My Mind Is In A Little Box
/Whether it's Blue Monday or TGIF, when it's -23 that's a good enough reason to sink deep into the blues. Thankfully, I've been reading Flannery O'Connor's Dear God Prayers as I work through the challenges of some of my writing projects. It's my way of staying out of the blue zone.
My mind is in a little box, dear God, down inside other boxes inside other boxes and on and on. There is very little air in my box. Dear God, please give me as much air as it is not presumptuous to ask for. Please let some light shine out of all the things around me so that I can.
What it amounts to I suppose is be selfish. Is there no getting around that, dear God? No escape from ourselves? Into something bigger? Oh dear God I want to write a novel, a good novel. I want to do this for a good feeling & for a bad one. The bad one is uppermost.

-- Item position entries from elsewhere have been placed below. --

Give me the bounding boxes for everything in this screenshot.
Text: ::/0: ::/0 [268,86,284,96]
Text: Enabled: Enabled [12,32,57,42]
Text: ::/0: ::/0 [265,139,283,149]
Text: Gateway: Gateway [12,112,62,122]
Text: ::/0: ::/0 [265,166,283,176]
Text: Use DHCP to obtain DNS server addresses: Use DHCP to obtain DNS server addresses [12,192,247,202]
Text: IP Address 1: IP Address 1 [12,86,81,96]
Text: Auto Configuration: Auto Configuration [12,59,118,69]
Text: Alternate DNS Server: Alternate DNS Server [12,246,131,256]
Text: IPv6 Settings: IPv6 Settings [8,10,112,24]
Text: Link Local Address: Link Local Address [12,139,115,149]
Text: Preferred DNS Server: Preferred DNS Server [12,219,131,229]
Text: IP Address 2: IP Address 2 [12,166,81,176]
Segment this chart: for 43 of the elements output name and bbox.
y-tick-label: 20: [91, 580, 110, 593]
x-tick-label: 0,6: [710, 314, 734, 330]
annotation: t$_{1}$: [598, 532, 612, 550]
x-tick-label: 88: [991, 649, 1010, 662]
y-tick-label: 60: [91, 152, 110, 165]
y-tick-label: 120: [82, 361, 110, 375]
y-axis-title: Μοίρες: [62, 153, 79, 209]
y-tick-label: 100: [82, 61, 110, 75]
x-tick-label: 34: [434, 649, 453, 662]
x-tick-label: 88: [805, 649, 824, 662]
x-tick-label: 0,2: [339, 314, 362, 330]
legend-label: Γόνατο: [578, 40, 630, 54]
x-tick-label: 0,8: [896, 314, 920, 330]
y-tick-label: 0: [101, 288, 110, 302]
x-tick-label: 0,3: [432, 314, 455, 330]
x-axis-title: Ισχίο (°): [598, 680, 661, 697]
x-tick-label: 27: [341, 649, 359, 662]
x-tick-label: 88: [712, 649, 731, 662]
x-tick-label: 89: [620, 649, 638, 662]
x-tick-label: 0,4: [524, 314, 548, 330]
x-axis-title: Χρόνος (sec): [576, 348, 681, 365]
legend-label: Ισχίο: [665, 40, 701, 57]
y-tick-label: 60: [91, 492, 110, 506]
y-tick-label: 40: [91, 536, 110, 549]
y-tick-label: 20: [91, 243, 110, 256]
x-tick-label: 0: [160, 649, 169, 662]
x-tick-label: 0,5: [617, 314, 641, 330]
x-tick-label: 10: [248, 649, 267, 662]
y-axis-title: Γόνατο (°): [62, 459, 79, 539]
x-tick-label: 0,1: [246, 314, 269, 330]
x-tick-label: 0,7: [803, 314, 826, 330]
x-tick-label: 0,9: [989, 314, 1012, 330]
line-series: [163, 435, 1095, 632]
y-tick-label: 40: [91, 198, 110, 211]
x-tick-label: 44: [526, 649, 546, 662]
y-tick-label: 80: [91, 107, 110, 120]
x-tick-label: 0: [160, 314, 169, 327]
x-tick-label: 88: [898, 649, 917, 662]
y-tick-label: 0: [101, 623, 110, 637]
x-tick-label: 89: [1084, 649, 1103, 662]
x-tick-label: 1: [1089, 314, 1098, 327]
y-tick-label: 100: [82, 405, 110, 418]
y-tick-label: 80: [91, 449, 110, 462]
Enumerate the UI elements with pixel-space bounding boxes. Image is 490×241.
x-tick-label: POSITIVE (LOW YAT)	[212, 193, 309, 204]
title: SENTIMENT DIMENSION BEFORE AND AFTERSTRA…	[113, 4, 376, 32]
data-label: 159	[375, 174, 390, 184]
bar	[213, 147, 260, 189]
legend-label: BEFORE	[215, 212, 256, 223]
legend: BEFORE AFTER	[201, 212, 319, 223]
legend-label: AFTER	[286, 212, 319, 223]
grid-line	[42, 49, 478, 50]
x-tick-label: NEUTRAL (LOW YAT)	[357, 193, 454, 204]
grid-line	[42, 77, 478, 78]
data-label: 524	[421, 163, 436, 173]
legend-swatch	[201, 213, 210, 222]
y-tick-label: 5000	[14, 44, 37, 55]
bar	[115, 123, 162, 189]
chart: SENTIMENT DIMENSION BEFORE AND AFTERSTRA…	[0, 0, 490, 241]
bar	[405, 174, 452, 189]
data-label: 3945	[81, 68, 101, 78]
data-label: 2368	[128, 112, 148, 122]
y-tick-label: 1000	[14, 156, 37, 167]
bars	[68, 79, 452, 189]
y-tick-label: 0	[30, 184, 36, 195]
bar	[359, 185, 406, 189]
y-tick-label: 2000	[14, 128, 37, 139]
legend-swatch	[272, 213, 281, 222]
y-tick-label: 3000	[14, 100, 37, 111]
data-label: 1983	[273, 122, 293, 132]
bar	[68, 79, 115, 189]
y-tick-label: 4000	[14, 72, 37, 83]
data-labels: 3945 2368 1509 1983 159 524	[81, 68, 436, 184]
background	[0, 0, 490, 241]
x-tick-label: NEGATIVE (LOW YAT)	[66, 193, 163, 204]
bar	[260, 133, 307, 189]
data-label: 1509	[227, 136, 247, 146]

The psychologists say it is the natural one. Let me get away dear God from all things thus “natural.” Help me to get what is more than natural into my work—help me to love & bear with my work on that account. If I have to sweat for it, dear God, let it be as in Your service. I would like to be intelligently holy. I am a presumptuous fool, but maybe the vague thing in me that keeps me in is hope.
Flannery O'Connor wrote stories about the grotesque and unimaginable circumstances of life and trusted that her readers would discover grains of truth that might open their minds to new ways of understanding the gospel. A huge risk, I say, and yet I seem to be following a similar path -- writing stories, memoir, poetry, in hopes that I would be intelligently holy.